Where most of the districts of Copper Downs had a style-reflecting either function, as in the warehouses down by the docks, or form, as in the counting houses along Redwallet Street and elsewhere in the financial areas-the temples enjoyed no unifying architecture. Each reflected the needs or nature of their gods. Gods being what they were, that meant the needs and nature of their worshippers.
The Street of Horizons was no longer abandoned, but it was still very quiet. Small groups of people shuffled to and from the demands of their religions. A man with a donkey cart wandered slowly in pursuit of what little trash was strewn on this road. Three young men with shaven heads led a protesting pig on a long leather leash to some sacrifice.
Little enough happened here. I wondered when these temples saw the bulk of their foot traffic. Dawn services? Was there a Petraean holy day? My readings under Mistress Danae had told stories of every possible combination of sacrament and dedication.
“How many people here worship regularly?” I asked.
“The priests complain of this often,” she told me. “There will need to be a generation born without fear of this place before they see the crowds this street was built to host. People sidle in and out as they find the need, but in Copper Downs, the impulse to divinity is still a very private matter.”
“As it is for your people,” I said.
“We do not worship,” the Dancing Mistress said.
“I know. You follow a path.”
“Yes.” She sounded somewhat miffed, as if I’d stolen a secret. “Worship requires a soul to hunger for the divine.”

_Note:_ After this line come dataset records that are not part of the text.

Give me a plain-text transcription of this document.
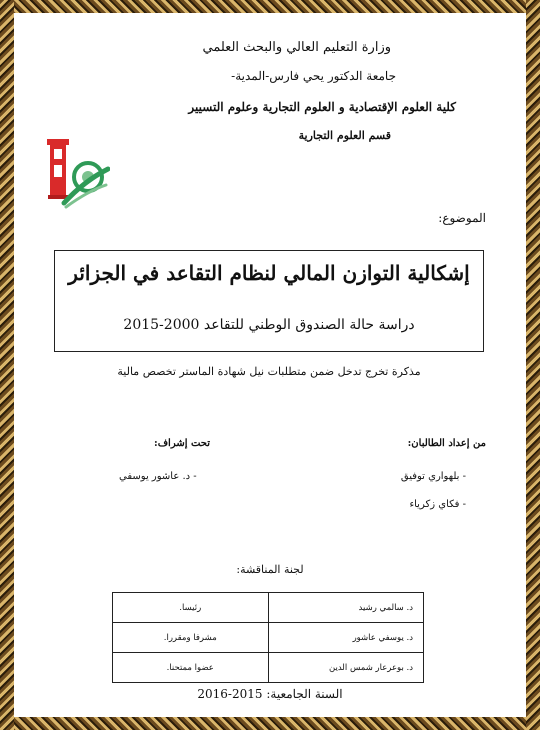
وزارة التعليم العالي والبحث العلمي
جامعة الدكتور يحي فارس-المدية-
كلية العلوم الإقتصادية و العلوم التجارية وعلوم التسيير
قسم العلوم التجارية
الموضوع:
إشكالية التوازن المالي لنظام التقاعد في الجزائر
دراسة حالة الصندوق الوطني للتقاعد 2000-2015
مذكرة تخرج تدخل ضمن متطلبات نيل شهادة الماستر تخصص مالية
من إعداد الطالبان:
- بلهواري توفيق
- فكاي زكرياء
تحت إشراف:
- د. عاشور يوسفي
لجنة المناقشة:
د. سالمي رشيد	رئيسا.
د. يوسفي عاشور	مشرفا ومقررا.
د. بوعرعار شمس الدين	عضوا ممتحنا.
السنة الجامعية: 2015-2016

I doubted the distinction was so clear and simple, but I would not challenge her. Instead I kept walking, and wondered where the gods were. They did not come out to see me, whatever business they might have been about since their awakening.
If anyone in Copper Downs had recognized the taint of the Duke upon me, I might have thought it one of the gods. While I could not smell magic, they surely could.
Not this day, however.
We found the other end of the eleven blocks without incident. I felt no tickle nor tremble. Nothing. No gods, no ghosts, no in-between northern tulpas.
I was strangely disappointed. Whatever the Lily Goddess had hearkened to, it wasn’t here. Of course, the coils of the Dancing Mistress’ heart didn’t twine through this most human of quarters in Copper Downs. Foreigners and nonhumans were to be found all over this city, but not in the Temple Quarter.
“Nothing,” the Dancing Mistress said in that way she had of continuing conversations we had not actually been having.
“I might as well have been touring the bourses and looking at the corn bids.”
“We did that yesterday,” she said.
At that I had to laugh. Yet the lack of any response here meant we would next seek underground. My ghostly trail of victims would far more easily find me in the darkness below than they would in the busy daylight up here.
“Before we go Below,” I told her, “I would like to make death offerings to the women of the Factor’s court.”
“That is not worship,” she observed.